The other euro-zone countries, however, will not let Greece go under, because they fear a domino effect similar to the one triggered among banks by the collapse of Lehman Brothers in 2008. If Greece went bust, investors from all over the world would lose their trust in the stability of the weaker euro-zone members, primarily Ireland, but also Portugal, Italy, and Spain.

If these countries became insolvent and curtailed their expenditure, a new worldwide recession would be likely. Of course, the EU countries could leave Greece to the mercy of the International Monetary Fund, which is willing and able to help – conditional on the government’s implementation of a strict austerity program. But many euro-zone politicians regard turning to the IMF as a sign of weakness and prefer their countries to shoulder the burden themselves.

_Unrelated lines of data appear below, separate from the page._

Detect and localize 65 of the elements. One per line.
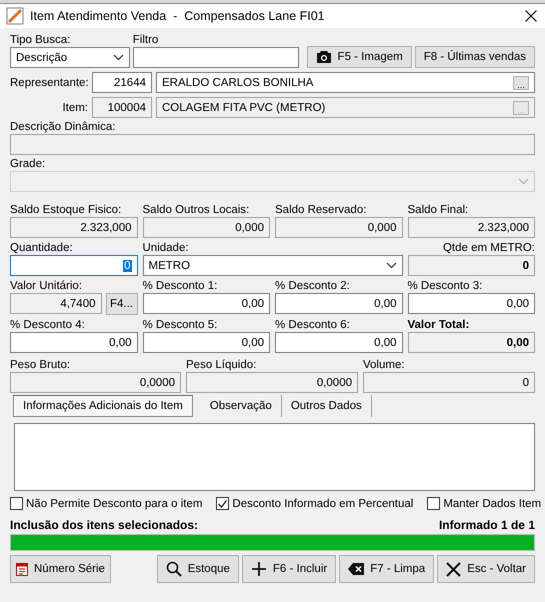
back-button[interactable]: Esc - Voltar [437,555,535,583]
total-field: 0 [408,255,535,276]
field-label: Tipo Busca: [10,34,72,47]
number-field[interactable]: 2.323,000 [408,217,535,238]
tab[interactable]: Informações Adicionais do Item [13,395,193,417]
field-label: % Desconto 3: [408,280,484,293]
tab[interactable]: Observação [200,395,282,417]
field-label: Saldo Estoque Fisico: [10,204,122,217]
add-button[interactable]: F6 - Incluir [242,555,336,583]
checkbox-label: Não Permite Desconto para o item [26,498,202,510]
field-label: Valor Total: [408,319,470,332]
number-field[interactable]: 2.323,000 [10,217,138,238]
search-type-dropdown[interactable]: Descrição [10,47,130,68]
name-field[interactable]: ERALDO CARLOS BONILHA ... [156,72,535,93]
field-label: % Desconto 6: [275,319,351,332]
field-label: Saldo Outros Locais: [142,204,250,217]
field-label: Representante: [10,76,88,88]
field-label: Qtde em METRO: [442,242,535,255]
unit-dropdown[interactable]: METRO [142,255,402,276]
name-text: COLAGEM FITA PVC (METRO) [162,102,326,114]
field-label: Saldo Reservado: [275,204,368,217]
field-label: Filtro [132,34,160,47]
field-label: Quantidade: [10,242,74,255]
number-field[interactable]: 0,00 [275,293,402,314]
total-field: 0,00 [408,332,535,353]
field-label: Descrição Dinâmica: [10,121,116,134]
code-field[interactable]: 21644 [92,72,152,93]
field-label: Saldo Final: [408,204,470,217]
checkbox-label: Manter Dados Item [443,498,542,510]
lookup-button[interactable]: F4... [106,293,138,315]
field-label: Grade: [10,158,46,171]
weight-field: 0,0000 [10,372,181,393]
number-field[interactable]: 0,00 [142,293,270,314]
weight-field: 0 [363,372,535,393]
number-field[interactable]: 0,000 [142,217,270,238]
field-label: % Desconto 1: [142,280,218,293]
field-label: Volume: [363,359,406,372]
number-field[interactable]: 0,00 [142,332,270,353]
checkbox-label: Desconto Informado em Percentual [232,498,414,510]
number-field[interactable]: 0,00 [10,332,138,353]
number-field[interactable]: 0 [10,255,138,276]
field-label: % Desconto 2: [275,280,351,293]
price-field[interactable]: 4,7400 [10,293,102,314]
weight-field: 0,0000 [186,372,358,393]
field-label: Item: [61,102,88,114]
recent-sales-button[interactable]: F8 - Últimas vendas [414,46,535,68]
stock-button[interactable]: Estoque [156,555,239,583]
progress-label: Inclusão dos itens selecionados: [10,518,198,532]
field-label: Peso Líquido: [186,359,258,372]
field-label: % Desconto 4: [10,319,86,332]
browse-button[interactable]: ... [513,76,529,90]
number-field[interactable]: 0,00 [275,332,402,353]
field-label: Peso Bruto: [10,359,72,372]
tab[interactable]: Outros Dados [282,395,372,417]
progress-status: Informado 1 de 1 [438,518,535,532]
field-label: Unidade: [142,242,190,255]
name-text: ERALDO CARLOS BONILHA [162,76,314,88]
field-label: % Desconto 5: [142,319,218,332]
number-field[interactable]: 0,000 [275,217,402,238]
number-field[interactable]: 0,00 [408,293,535,314]
field-label: Valor Unitário: [10,280,84,293]
image-button[interactable]: F5 - Imagem [306,46,412,68]
serial-number-button[interactable]: Número Série [10,555,111,583]
window-title: Item Atendimento Venda - Compensados Lane FI01 [30,9,326,23]
clear-button[interactable]: F7 - Limpa [339,555,434,583]
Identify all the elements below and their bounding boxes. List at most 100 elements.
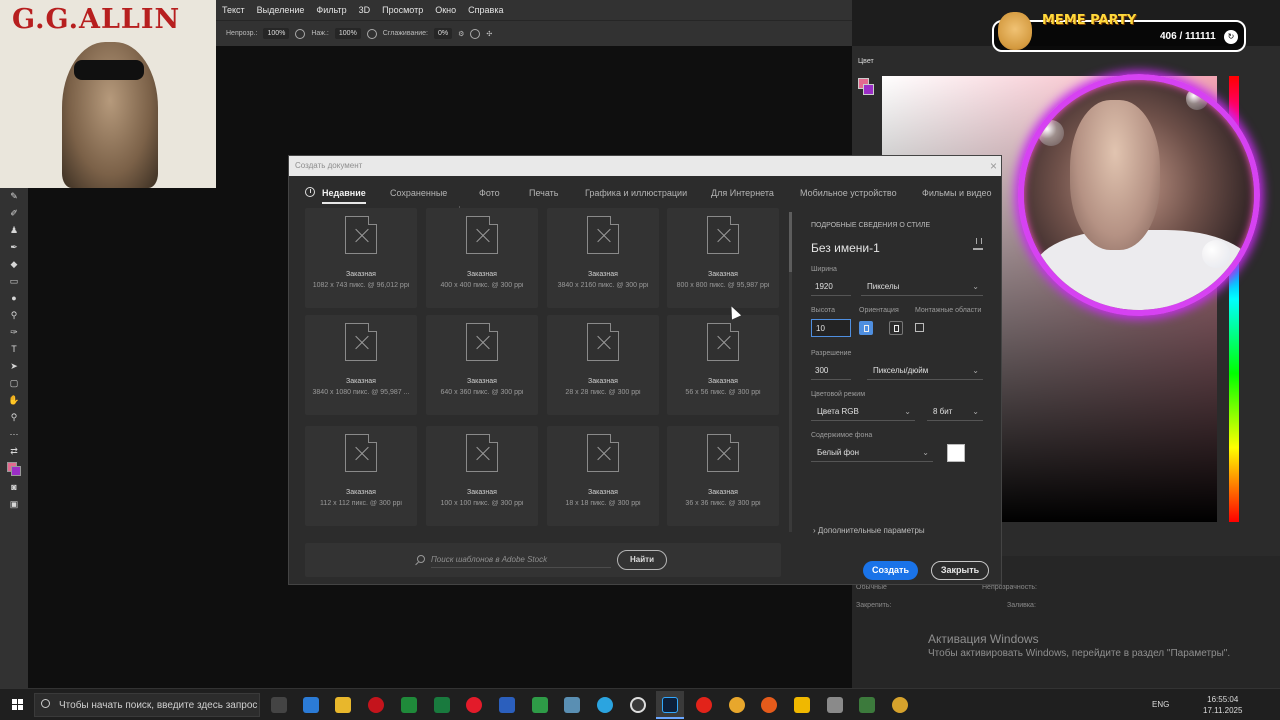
close-icon[interactable]: × xyxy=(990,159,997,173)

Another reason why help will likely come from euro-zone countries is that they would bear a substantial share of the Greek losses anyway. Greece’s public debt was placed in its own banking system, which is indebted to the European Central Bank via the issuance of euros. If the Greek state goes bust, so will Greek banks, and the ECB would have to write off its claims against them, taking a charge of roughly €6 billion. As the ECB belongs to all euro countries, they would all bear the loss.

Helping Greece is easier said than done, as the European Union has no mandate to take such a step. On the contrary, Article 125 of the Maastricht Treaty explicitly excludes bailouts, stating that neither the Union nor its member states are liable for the commitments of EU governments. Indeed, some countries insisted on the no-bailout clause as a condition of their participation in the euro, fearing that Europe’s debtor countries could, by majority voting, expropriate the thriftier countries, thereby generating moral-hazard effect that would undermine the stability of the EU.

That concern remains no less valid today. Thus, only bilateral help seems possible, perhaps coordinated by the EU and coupled with strong supervision of the Greek budget and Greece’s statistical office. The Greek statistical office has already been severed from the government, and Eurostat will have the right to oversee Greece’s official statistics directly.

Similarly, Greece will lose its sovereignty insofar as the EU will now directly control all budget-relevant decisions of the Greek government. This spring, before the first big issues of new Greek debt must be launched, the world will see which solution Europe has chosen.

Hans-Werner Sinn is Professor of Economics and Public Finance, University of Munich, and President of the Ifo Institute.